The delegation comprised THA representatives, Tobago Tourism Agency officials and tourism stakeholders.
On the Tobago Updates morning show, Burris said while the experience was an eye-opener in several respects, one thing that stood out for her was the stakeholders’ response to the island’s customer service.
“I am heartened that I have not heard that as one of the challenges coming out. So it means that something is happening right, in terms of us getting that interaction between guests and whoever is working in these sectors, wherever that touch point is, whether it be the hotel, the airport, restaurant, bar, taxi driver,” she said.
“Generally, what Germans are saying is that Tobagonians are very friendly, warm. When they come to the island they feel welcomed, they feel safe. So I am happy to hear that.”
Burris said stakeholders from Sweden and Scandinavia had also said they had very fond memories of Tobago.
She added the island must capitalise on this feedback.
“I think that is something that we have to begin to play on more in some of our marketing. We have to remind them of why they fell in love with Tobago in the first place.”

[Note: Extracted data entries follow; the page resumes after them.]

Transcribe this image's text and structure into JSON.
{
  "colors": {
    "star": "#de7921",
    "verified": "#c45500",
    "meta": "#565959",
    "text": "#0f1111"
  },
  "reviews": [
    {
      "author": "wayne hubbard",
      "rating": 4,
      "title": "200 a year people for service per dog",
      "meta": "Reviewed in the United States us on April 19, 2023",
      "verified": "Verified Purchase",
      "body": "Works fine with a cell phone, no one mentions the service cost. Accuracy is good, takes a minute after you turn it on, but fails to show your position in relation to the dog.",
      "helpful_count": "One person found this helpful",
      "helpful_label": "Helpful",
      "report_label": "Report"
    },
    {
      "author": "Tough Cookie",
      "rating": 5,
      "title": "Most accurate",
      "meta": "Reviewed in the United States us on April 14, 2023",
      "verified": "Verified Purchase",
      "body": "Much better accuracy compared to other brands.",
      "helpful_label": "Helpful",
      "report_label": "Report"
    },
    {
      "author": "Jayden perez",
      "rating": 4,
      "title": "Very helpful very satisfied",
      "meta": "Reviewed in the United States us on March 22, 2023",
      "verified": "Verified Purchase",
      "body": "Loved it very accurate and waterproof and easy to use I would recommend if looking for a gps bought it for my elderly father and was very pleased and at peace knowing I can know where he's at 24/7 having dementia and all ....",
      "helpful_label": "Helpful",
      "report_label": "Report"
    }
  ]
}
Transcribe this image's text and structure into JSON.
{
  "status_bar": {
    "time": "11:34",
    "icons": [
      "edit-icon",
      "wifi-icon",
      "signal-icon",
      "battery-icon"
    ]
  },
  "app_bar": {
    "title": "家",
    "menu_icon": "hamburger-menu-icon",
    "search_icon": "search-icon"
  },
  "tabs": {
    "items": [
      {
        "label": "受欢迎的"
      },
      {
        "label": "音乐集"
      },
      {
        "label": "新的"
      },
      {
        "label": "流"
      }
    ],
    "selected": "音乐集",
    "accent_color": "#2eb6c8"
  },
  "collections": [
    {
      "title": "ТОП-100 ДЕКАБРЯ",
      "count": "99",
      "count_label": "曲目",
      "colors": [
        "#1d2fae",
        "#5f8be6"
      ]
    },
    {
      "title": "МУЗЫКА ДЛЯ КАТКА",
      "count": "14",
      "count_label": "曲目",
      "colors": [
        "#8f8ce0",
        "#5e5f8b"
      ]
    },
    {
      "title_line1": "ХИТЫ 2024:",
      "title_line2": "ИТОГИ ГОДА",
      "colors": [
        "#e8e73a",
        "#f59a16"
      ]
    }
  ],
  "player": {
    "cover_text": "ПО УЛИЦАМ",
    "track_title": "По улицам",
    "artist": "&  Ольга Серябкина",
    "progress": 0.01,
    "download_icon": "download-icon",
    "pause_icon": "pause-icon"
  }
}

In August 2021, former chief secretary Ancil Dennis announced a three-year THA initiative to change the service culture on the island.
The first phase of the initiative, led by world-renowned etiquette expert Ron Kaufman, of the Singaporean company Uplifting Service, targeted senior managers and those in leadership roles within the THA and other sectors.
Dennis said, “The intention is to train the entire island, tourism sector operatives and even persons across the public sector, taxi operators, all those involved in any element of service will be trained in customer service.”
Newsday was unable to verify if the initiative has been discontinued.
On the morning show, Burris also identified areas where those in the tourism sector may need to re-strategise.
She said it had been found many stakeholders did not offer breakfast as part of their daily package.
“One of the things that came out is that Germans really love their breakfasts…
“So that if you are targeting the German market, that is one of the things that they distinctly look for. They want to book properties that have breakfast included as part of the package.”
She added Germans also like to immerse themselves in the destinations where they vacation.
“So they don’t need an all-inclusive. They don’t need you to provide lunch, dinner, because they will go out and spend their money, go to restaurants.
Burris said stakeholders must also pay attention to the “nuances” of respective groups of tourists.
She said while Germans like breakfasts and indigenous culture, those from the UK are partial to nature. Swedish tourists, she added, prefer intimate accommodation as opposed to large hotels, and also enjoy beaches and hiking.
Burris said some of the discussions at the ITB were very intense.
“The intention is, post-this engagement at ITB, we have a number of actions in terms of follow-up with different persons we want to further engage to provide different services through the TTA and the THA.”